Tanya K. Bailey, the U of M’s animal-assisted interaction program specialist and PAWS coordinator, says that its mission is “exactly what the name implies: [helping] to lower the stress and anxiety of students.” It does this by engaging participants in “pure and simple fun,” Bailey says. “When we are smiling and laughing, our brains literally cannot be stressed at the same time; it’s just physiologically impossible.” In her 20+ years of research on animal therapy, Bailey has also observed how effectively dogs and other animals can break down barriers in all sorts of social settings. “We are becoming a bit of an isolated society,” Bailey says. “We talk through technology, so the art of face-to-face communication can be a little scary for some people. But that does not happen when you have an animal around.”
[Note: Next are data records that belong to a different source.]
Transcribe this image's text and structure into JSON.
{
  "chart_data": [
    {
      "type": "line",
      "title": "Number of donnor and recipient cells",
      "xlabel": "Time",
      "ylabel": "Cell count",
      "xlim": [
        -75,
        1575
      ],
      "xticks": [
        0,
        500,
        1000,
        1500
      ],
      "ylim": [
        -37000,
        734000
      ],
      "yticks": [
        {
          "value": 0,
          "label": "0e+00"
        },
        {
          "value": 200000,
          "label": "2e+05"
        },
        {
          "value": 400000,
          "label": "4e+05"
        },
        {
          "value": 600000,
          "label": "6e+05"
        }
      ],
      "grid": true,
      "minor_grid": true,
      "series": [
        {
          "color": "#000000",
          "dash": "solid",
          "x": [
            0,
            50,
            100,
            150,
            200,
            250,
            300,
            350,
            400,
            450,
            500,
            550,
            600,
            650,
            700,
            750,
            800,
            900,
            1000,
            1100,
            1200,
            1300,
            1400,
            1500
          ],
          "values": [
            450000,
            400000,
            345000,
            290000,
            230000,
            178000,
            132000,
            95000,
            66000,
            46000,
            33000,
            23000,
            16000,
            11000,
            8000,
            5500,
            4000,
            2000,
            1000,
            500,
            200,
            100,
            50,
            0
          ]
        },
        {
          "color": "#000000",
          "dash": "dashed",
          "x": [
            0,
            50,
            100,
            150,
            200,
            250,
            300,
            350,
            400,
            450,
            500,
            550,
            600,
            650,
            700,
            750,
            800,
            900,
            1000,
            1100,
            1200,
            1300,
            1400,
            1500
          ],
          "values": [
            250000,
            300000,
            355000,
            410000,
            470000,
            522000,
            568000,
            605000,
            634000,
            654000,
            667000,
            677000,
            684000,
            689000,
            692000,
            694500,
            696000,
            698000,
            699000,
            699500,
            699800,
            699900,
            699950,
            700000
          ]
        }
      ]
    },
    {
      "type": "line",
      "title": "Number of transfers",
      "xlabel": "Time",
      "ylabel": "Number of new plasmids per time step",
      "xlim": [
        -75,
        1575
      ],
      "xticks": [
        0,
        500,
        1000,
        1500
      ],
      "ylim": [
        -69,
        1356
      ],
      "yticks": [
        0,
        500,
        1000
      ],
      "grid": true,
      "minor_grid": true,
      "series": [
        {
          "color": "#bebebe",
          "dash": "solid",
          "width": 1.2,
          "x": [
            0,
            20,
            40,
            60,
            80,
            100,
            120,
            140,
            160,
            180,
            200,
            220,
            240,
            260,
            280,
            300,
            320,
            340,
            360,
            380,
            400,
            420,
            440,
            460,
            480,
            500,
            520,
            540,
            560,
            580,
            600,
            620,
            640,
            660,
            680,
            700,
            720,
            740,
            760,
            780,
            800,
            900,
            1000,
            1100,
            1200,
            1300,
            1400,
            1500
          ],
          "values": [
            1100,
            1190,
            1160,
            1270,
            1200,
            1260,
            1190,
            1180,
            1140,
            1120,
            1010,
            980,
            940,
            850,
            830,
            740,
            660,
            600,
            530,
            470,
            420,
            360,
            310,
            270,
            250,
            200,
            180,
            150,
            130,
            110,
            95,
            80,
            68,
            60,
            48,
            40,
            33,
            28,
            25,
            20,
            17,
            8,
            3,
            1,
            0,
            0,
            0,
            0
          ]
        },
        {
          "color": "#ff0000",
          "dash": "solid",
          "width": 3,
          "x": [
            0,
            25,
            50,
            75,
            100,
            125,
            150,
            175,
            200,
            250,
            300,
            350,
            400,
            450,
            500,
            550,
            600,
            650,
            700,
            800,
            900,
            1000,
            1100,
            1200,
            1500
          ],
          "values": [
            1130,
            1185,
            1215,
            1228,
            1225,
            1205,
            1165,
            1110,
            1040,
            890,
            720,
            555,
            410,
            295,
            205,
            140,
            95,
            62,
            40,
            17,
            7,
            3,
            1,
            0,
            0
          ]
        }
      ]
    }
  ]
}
Hobright-Turner and Murphy are also working with Bailey at the Chandler Place assisted living and memory care center in Chaska, where Bailey is studying the benefits of therapy animals on the wellbeing of staff in workplaces that tend to have a particularly high rate of employee burnout. Having worked with Murphy in both of these settings, Bailey says, “He’s just solid. Quiet. Very gentle. He knows he’s big, so he tries hard to make himself unintimidating. For many people, a big black dog is scary. In fact, they are often the last to be chosen at rescue centers [for that reason]. Murphy does all the things you’d not expect a big black dog to do. He puts people at ease. He invites them in.” She adds, “Lesa is equally strong in her skills. I think that’s what makes them a really unique team. The connection they have is really special.”
For Murphy’s trainer and partner, it all comes down to this: “There are good dogs and then there are great dogs. Murph is a great dog,” Hobright-Turner says. And when it comes to sharing her four-legged blessing with others, Hobright-Turner says the choice is obvious. “How could I not?”